Aside: We can run in to isues if our code is compiled with different 'versions' of te standard library (namely a different major or minor compiler version). This is a concern to be aware of when relying on dynamic library. This is especially irritating on windows if we are in debug or release mode.

We can use command-line programmes like otool (OSX), ldd (Linux) or the programme Dependency Walker (Windows) to explore what dependencies our binaries have.

We also note that there is a separate method called Dynamic Loading, which is normally used for plugins. In this case, the command dlopen can dynamically discover function names and variables found in a file.

There is also a license consideration: statically linking classifies your work as a 'derivative work', and so if using the LGPL you should use dynamic linking.

### Finding Libraries

Package managers, which handle dependencies and 'recomennded' versions, make installation of software or libraries significantly easier. This works fine UNTIL you run in to a need to up/downgrade to a different version. Some additional considerations are discussed in the notes, where we focus on 'standard build' and 'superbuild' methods. The former sets up the project to know the locations of dependencies, the latter fetches and builds everything itself.
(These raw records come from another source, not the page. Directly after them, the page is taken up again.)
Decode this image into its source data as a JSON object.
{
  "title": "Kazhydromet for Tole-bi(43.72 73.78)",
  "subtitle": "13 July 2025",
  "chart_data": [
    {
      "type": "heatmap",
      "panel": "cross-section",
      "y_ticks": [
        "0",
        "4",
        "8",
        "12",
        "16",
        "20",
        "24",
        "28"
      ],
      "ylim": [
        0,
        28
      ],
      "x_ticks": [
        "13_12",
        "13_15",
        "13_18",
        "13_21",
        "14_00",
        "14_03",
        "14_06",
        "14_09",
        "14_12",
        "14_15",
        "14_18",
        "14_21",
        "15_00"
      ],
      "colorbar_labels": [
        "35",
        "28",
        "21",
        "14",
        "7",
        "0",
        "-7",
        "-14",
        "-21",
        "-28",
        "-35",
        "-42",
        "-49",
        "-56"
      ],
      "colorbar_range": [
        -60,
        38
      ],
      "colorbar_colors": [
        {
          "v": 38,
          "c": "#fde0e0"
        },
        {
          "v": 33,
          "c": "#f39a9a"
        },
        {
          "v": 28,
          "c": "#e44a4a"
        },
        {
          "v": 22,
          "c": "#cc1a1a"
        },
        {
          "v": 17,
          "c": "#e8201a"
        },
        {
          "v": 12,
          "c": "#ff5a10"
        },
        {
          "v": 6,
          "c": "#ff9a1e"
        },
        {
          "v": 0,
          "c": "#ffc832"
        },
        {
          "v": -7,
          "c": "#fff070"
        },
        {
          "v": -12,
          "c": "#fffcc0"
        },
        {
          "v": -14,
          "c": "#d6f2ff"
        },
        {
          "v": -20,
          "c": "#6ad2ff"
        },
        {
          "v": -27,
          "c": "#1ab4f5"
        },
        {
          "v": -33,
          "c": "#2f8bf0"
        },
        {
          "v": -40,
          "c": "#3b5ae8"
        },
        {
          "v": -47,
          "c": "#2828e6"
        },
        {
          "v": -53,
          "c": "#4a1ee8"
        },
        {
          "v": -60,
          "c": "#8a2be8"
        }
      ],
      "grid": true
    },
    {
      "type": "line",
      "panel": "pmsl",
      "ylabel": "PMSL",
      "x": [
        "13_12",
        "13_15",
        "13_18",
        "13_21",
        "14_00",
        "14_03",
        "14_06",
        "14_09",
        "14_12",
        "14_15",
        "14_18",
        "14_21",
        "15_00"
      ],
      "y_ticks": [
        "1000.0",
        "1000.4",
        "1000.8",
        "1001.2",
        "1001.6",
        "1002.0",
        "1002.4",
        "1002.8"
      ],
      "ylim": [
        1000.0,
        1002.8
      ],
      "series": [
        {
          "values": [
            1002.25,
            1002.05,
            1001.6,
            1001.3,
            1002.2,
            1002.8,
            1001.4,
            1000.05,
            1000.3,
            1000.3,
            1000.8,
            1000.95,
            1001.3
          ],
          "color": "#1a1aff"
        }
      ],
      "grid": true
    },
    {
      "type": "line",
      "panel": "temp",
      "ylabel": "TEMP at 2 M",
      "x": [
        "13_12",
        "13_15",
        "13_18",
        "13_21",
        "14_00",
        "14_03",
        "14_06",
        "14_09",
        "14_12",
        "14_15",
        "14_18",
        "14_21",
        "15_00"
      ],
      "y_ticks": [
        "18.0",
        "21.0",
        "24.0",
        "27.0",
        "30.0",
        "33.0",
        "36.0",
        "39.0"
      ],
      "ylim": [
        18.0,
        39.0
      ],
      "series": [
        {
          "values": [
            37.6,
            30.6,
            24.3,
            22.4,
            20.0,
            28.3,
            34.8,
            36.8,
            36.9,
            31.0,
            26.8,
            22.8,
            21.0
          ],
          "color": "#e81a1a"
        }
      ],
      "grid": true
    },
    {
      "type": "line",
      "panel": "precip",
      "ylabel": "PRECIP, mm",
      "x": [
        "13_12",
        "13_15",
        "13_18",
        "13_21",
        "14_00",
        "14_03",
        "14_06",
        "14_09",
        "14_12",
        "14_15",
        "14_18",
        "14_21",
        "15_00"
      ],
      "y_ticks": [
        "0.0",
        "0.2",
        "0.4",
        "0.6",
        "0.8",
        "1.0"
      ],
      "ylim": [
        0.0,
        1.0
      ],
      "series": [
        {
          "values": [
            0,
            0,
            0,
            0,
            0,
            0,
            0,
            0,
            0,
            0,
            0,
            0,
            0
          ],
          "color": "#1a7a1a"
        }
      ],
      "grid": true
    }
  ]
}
There are flags in CMake which control this behaviour. In particular, the flag build shared libs will do a fully statically linked version.

### Using the Library

Consider the 'fundamental' method, directly calling g++. The first step is to compile the main.cpp, and passing a directory for the compiler to look for libraries with the flag -I. The second step is to compile the binary form the .o file, additionally specifying a directory with libraries using -L, and the library name with -l. :::shell g++ -c -I/users/padraic/myproject/include main.cpp g++ -o main main.o -L/user/padraic/myproject/lib -lmylib

Using CMake:

When specifying headers of libraries, then we add a corresponding entry to CMakeLists.txt to add the directory to the list of include directories, for example:

include_directories(${CMAKE_SOURCE_DIR}/Code/) add_subdirectory(Code) if(BUILD_TESTING) include_directories(${CMAKE_SOURCE_DIR}/Testing/)
endif()


Another option when using external libraries is to either again manually specify directories, or to define a find_package method. As an example,

find_package(OpenCV REQUIRED)
include_directories(${OpenCV_INCLUDE_DIRS}) list(APPEND ALL_THIRD_PARTY_LIBRARIES${OpenCV_LIBS})

which leverages the modules contained in CMake that define how to find certain packages on the current platform. These are difficult to create yourself, so you should check with CMake, or the developer, or the community, to find options on loading these libraries, or go for the super-build pattern. We can add CMake modules by appending to CMAKE_MODULE_PATH.
If the resulting package is found, a variable is added to the CMake Cache called {PACKAGENAME}_FOUND, set to true, and he necessary variables will be set. Otherwise, it will either continue on if the package was optional or exit. If not found, we can then configure the install manually using ccmake.
We note that when defining our own CMake modules, we can do a number of things including forcing the programme to download and compile a set version, and then setting additional preprocessor flags that we can then reference back in our main.cpp.